The Young Housekeeper

Or, Thoughts on Food and Cookery

Published in Boston in 1846, this volume in the American Antiquarian Cookbook Collection by the president and founder of the American Vegetarian Society and one of the most prolific authors in early American history provides information about women’s role as a housekeeper in early America as well as advice, recipes, and lofty aspirations regarding proper preparation of meals, following a vegetarian diet, and utilizing a housekeeper’s limited time. 

Printed in at least twenty editions by 1851, The Young Housekeeper was a successful work by prolific author and president of the American Vegetarian Society, William A. Alcott. Of the 108 books authored by Alcott, The Young Housekeeper focuses on the role of mothers and housekeepers in the healthy preparation of food for the family. Alcott stressed that the types of food consumed as well as the method of preparation all combined to be “best for their whole being, here and hereafter.” While Alcott’s beliefs and aspirations are informative about mid-19th century reform, The Young Housekeeper also provides recipes for simple vegetarian meals from chapters such as The Apple, The Pear, and The Cucumber. 

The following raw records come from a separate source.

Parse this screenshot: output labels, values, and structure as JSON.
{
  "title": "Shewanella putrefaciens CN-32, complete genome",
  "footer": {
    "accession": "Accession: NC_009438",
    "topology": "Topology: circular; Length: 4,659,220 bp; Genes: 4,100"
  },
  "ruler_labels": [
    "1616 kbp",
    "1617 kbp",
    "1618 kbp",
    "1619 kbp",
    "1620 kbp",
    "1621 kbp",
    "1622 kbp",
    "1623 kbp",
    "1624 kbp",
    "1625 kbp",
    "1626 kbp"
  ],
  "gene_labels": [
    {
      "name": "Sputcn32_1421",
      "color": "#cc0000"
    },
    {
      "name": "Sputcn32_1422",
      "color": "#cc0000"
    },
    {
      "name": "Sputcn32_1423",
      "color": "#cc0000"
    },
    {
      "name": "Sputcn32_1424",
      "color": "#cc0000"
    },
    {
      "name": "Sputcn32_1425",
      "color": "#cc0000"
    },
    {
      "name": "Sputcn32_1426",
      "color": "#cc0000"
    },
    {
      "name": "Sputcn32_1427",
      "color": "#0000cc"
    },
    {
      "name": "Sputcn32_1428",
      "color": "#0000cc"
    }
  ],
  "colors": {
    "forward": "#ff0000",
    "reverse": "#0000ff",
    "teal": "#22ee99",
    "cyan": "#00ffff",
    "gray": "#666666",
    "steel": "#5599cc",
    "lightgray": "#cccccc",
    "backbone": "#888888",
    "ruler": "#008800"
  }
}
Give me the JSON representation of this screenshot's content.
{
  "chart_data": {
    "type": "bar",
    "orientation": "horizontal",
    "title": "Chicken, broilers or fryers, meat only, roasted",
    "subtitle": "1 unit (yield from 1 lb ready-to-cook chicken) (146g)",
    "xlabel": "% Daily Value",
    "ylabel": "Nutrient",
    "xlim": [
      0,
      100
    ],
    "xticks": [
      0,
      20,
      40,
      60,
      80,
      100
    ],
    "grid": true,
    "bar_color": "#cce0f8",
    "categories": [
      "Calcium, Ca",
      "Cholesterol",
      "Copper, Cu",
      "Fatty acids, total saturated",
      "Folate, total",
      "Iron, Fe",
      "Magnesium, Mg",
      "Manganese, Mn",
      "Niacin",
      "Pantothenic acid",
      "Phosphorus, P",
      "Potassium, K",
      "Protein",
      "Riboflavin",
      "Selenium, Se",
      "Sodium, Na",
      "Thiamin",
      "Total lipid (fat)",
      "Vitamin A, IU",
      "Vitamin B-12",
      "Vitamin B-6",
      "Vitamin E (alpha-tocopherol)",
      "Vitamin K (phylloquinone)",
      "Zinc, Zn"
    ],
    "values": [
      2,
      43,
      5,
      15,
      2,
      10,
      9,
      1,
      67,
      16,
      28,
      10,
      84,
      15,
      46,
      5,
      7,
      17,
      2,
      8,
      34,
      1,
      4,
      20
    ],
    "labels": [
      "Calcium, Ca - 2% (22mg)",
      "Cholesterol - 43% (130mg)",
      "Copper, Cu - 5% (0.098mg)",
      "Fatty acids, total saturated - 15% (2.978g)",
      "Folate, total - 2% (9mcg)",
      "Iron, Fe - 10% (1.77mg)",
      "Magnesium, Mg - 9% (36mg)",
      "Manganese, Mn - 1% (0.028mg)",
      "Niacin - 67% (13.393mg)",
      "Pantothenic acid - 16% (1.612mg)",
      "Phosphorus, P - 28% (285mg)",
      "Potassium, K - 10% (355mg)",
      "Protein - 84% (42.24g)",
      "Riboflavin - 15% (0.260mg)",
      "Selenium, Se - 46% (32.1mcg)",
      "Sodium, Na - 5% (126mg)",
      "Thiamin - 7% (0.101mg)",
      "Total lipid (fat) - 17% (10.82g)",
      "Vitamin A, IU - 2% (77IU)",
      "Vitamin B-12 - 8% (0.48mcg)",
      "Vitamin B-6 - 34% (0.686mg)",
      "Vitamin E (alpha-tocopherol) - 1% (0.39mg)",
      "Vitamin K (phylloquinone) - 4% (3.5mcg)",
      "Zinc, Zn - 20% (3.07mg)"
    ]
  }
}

This edition of The Young Housekeeper was reproduced by permission from the volume in the collection of the American Antiquarian Society, Worcester, Massachusetts. Founded in 1812 by Isaiah Thomas, a Revolutionary War patriot and successful printer and publisher, the Society is a research library documenting the life of Americans from the colonial era through 1876. The Society collects, preserves, and makes available as complete a record as possible of the printed materials from the early American experience. The cookbook collection includes approximately 1,100 volumes.     

About the Author

 William A. Alcott was the first president of the American Vegetarian Society as well as a physician, teacher, reformer, and author. He wrote a total of 108 books covering subjects such as education reform, design, family life, diet, and physical education. As an active member in the health reform, Alcott believed that vegetarianism helped lead a person to a more spiritual life besides just being better for the body. He remained stringent in his vegetarian diet until his death in 1859 at the age of 60.